In principle, lithium batteries offer the unique advantage of reaching unsurpassed volume and specific energies that render them particularly interesting for a wide range of applications, whether stationary or mobile, from microelectronics, portable electronics to large installations for electrical vehicles or hybrids.
These systems generally use liquid aprotic electrolytes mainly of the lithium-ion type, and more recently polymer electrolytes, the latter being either of the dry solvating type polymer, working between 40 and 100° C. with lithium anodes, or of the gelified type, using a solvating or non-solvating polymer, and working at room temperature because of the addition of aprotic polar liquid solvents associated with lithium-ion type electrodes having cathodes working at elevated tensions (˜4V). The extreme operating conditions of temperature or tension of these systems cause the various components of the generator to age under cycling and/or in function of the time.
The components aging is evident at the current collectors level, and results in the formation of passivation films or in the degradation of the surface of the collectors because of the reactions between the components of the generator, namely the active materials of the electrodes, and the chemical components of the organic electrolyte. The formation of such films, more or less insulating, at the interfaces, significantly alters the quality of the electronic exchanges between the collectors and the electrode active materials, which are generally present in the form of composite.
In a polymer electrolyte medium, the effect of the passivation phenomenons is sometimes amplified because in the solid state, the products formed by the reactions of the organic solvent, the lithium salt, the electrode materials or from other components of the generator, tend to accumulate at the interface because of the lack of the convection of the solvent or the solubilization of the films formed, or because of the lack of corrosion/dissolution reaction of the metal and the renewal of the exchange surface. The attack of the collectors or the formation of passivation films at the surface by the oxidation-dissolution of the metallic conductor is generally caused by electrochemical reactions, namely oxidation or reduction, initiated by radicals, acid-base reactions or oxidation-reduction chemical reactions more or less catalyzed by the materials present. FIGS. 1a) and 1b) illustrate a collector/electrode composite assembly and the localization of the passivation film at the interface collector/electrode after cycling.
Passivation phenomenons are particularly evident in the case of aluminium collectors, which are frequently used because of their low cost and their thermal and electrical conduction properties with cathode associated with end of charge voltages frequently higher than 3 and even 4 volts.
In lithium-ion type systems using liquid electrolytes or gelified polymers with liquids, the corrosion of the aluminium of the cathode collector is generally prevented through the use of a salt or a fluorinated additive of the type LiBF4 and LiPF6 that easily form a fluorinated film at the surface of the aluminium, or with an oxidative anion ClO4−, thus preventing deep corrosion or dissolution of the aluminium collector.
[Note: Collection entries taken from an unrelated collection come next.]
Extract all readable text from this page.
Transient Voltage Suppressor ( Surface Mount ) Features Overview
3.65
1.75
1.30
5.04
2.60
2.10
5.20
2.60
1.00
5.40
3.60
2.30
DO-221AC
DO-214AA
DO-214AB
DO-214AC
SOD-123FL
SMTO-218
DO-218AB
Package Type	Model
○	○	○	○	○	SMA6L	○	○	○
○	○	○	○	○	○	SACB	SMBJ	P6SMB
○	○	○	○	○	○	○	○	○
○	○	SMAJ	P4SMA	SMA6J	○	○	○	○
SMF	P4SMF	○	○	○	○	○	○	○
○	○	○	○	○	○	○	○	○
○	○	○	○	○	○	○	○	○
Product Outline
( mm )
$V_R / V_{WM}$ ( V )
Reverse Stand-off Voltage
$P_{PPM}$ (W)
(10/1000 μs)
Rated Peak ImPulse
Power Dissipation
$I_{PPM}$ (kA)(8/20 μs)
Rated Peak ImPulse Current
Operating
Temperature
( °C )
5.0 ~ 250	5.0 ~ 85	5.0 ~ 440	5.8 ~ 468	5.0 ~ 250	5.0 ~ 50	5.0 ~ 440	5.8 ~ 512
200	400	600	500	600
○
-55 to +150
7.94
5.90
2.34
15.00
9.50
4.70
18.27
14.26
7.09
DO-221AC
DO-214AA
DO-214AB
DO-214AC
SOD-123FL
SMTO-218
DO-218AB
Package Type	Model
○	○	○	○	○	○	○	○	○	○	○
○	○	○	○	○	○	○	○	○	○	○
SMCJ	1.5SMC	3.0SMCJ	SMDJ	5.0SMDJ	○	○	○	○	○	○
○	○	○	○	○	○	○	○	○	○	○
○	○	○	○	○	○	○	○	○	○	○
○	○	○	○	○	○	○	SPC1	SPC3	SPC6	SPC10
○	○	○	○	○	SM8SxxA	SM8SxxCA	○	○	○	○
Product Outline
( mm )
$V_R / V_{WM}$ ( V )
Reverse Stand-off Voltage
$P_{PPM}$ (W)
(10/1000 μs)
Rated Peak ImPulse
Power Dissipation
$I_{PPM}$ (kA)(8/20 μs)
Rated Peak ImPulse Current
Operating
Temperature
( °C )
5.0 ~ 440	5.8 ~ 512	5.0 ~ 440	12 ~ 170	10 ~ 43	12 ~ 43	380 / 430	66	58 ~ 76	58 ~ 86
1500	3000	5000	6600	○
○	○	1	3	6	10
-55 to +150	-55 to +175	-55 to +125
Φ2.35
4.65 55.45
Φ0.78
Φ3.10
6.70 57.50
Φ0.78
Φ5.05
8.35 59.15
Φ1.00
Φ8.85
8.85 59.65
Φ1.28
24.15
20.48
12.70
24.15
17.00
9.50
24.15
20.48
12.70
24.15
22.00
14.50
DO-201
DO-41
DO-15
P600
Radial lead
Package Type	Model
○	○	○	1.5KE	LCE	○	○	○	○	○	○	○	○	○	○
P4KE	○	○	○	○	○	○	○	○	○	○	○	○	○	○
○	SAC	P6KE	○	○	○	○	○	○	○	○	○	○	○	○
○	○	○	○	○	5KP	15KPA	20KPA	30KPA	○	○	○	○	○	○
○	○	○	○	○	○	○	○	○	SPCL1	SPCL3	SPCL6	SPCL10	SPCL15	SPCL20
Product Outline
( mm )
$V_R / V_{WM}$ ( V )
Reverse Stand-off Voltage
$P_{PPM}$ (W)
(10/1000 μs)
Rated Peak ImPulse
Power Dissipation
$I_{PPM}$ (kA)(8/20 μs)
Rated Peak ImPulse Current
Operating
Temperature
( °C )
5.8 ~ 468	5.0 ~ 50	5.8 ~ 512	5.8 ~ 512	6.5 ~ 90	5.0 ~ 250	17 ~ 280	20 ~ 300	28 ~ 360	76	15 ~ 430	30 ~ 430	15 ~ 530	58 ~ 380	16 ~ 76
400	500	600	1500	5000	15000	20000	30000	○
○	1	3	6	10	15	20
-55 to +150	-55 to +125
With other particularly stable fluorinated salts such as TFSI of formula (CF3SO2)2NLi, the corrosion of aluminium above 4 volts can lead to the complete disintegration of the collector.
In dry polymer medium, the formation of passivation films on the aluminium collector of a vanadium oxide-based cathode (V2O5) does not lead to the dissolution of the collector, but rather to the formation of passivation films more or less insulating, that increase the electrical resistance between the collector and the composite cathode. There is then observed the formation of oxygen and fluorine-based oxidation films of aluminium, which are visible under electronic microscopy, that reach thicknesses higher than that of alumina films initially present at the surface of the aluminium. Such films are more or less electrical insulators and thus impair the passage of electrons between the collector and the electronic conduction and active materials present in the cathode.
It has been known for a long time to protect the metallic current collectors of electrochemical accumulators from passivation/dissolution phenomenon by coating the latter with an electronically conductive carbonated coating that is not very oxidizable. Generally, carbon black dispersions in organic or mineral binders are used in the form of a layer more or less impermeable to the electrolyte of the generator to prevent electrochemical corrosion phenomenons. Further, these coatings prevent a direct contact of the collector with the electrode active materials (see for example U.S. Pat. No. 5,262,254). Such solutions are used successfully in various commercial applications. However, none of them is perfectly satisfactory, particularly when the electrochemical generators are used in extreme conditions as described above, and over extended period of times, notably because of the lack of impermeability and chemical or electrochemical stability of the organic binders, or the metallic conduction additives or conjugated polymers.
U.S. Pat. No. 5,580,686 (Fauteux et al.) describes a carbon-based protective coating (“primer”) dispersed in a metallic polysilicate used in an electrolytic cell of the lithium-ion type containing a cobalt oxide cathode and a graphite anode. The polysilicates comprise several limitations because of their strong basicity. For example, they are reactive towards acidic electrode active materials such as vanadium oxide. Further, they are chemically reactive with iron phosphate-type materials. The basic character renders them incompatible with conduction additives made of conjugated polymers of the polyaniline type, doped polypyrole type etc.
In most applications, carbon is generally the preferred additive because of its high chemical inertia and its resistance to electrochemical corrosion.